I recognized it for what it is… my inner critic. Thanks, gaslighting! I reminded myself of all the things I’ve done without my dad’s “help”:

  • I didn’t need him to help me earn my black belt.
  • I didn’t need him to help me navigate foreign countries alone.
  • I didn’t need him to help me figure out that I’m a lesbian.
  • I didn’t need him to help me get better at art, writing, skating, website designing, etc.

I did all those things despite his bad influences holding me back!

My inner critic is pretty quiet and soft now, she rarely screams at me anymore. Honestly I found it more funny than anything. This tiny little whisper is nowhere near the raging dragon it used to be.

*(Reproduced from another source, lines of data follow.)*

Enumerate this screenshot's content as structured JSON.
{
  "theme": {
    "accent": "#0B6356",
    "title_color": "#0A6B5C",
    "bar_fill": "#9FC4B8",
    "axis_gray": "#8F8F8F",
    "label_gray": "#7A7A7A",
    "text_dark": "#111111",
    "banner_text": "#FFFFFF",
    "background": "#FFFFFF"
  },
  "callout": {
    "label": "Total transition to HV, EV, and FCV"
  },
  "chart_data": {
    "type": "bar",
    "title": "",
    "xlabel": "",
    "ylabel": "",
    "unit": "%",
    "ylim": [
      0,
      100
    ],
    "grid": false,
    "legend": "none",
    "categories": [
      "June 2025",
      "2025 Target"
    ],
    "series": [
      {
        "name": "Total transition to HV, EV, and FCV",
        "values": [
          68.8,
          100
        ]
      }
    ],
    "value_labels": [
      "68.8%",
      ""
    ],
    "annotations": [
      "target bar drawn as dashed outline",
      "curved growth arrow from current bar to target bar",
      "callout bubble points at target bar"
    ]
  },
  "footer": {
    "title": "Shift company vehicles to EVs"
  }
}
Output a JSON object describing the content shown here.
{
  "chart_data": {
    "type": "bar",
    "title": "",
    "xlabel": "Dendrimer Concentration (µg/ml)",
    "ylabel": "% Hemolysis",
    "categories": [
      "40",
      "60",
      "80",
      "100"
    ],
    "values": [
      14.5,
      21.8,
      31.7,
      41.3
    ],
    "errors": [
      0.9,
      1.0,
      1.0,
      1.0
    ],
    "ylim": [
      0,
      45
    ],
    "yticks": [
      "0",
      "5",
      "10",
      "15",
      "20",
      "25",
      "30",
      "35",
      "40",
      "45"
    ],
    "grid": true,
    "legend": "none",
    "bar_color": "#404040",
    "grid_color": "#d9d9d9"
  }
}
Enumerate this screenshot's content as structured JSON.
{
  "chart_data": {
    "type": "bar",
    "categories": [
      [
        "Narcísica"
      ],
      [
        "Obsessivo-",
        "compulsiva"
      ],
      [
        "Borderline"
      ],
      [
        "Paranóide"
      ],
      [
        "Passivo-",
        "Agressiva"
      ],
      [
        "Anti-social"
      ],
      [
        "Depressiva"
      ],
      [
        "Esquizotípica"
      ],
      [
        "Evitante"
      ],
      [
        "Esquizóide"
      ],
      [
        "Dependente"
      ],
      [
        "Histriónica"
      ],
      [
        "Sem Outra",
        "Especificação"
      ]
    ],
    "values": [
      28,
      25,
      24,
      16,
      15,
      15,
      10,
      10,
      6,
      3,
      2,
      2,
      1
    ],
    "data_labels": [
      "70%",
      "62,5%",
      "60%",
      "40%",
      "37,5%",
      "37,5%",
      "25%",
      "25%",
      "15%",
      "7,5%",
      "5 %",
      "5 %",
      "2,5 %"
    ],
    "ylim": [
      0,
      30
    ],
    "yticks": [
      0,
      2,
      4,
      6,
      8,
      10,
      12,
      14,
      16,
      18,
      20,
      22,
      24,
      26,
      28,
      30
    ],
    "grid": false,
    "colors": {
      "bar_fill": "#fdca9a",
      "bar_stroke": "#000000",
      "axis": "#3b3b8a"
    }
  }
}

I realized it was the thing my dad said about trust that triggered this… my dad’s behaviour and comments have always made me doubt myself, made me afraid of making choices on my own, without help from someone “actually competent”. I always felt like I had to have some authority telling me what to do, that it wasn’t safe to make decisions or to trust myself or my own feelings. He has never taken my feelings and opinions seriously. He knows I don’t trust him, but as long as I trust anyone but myself, he’s apparently okay with that. Heaven forbid I actually trust myself, and make my decisions based on my own feelings, research and preferences. Religion also played a role in this, with the whole “trust in god” thing, and general discouragement of people thinking for themselves. But that’s something for another post!

I recently finished reading Breaking From Your Parents, by Daniel Mackler, which is a very good book. He said that he actually finds a lot of value in his interactions with his parents, and that’s why he hasn’t gone completely no contact with them. He keeps them at a safe distance, but every now and then he finds it useful to interact with them briefly, so that he can learn about what triggers him and why, so that he can work on healing that.

That’s pretty much what happened with my email situation here. Because I have been at a safe distance from my parents for a reasonable amount of time, and I don’t constantly hear from them, I’ve been able to recover from them to an extent.

I was able to read those emails and extract the value out of them, instead of being triggered into a flashback, or getting sucked back into thinking he’s really not that bad and going back to giving him too much information about me again and getting burned.

I wouldn’t have been able to do that, however, without going very low contact first. I needed that distance in order to heal and recover. This is a great sign of progress, and I’m really grateful for those emails, which seems like a really odd thing for me to say, but it’s true.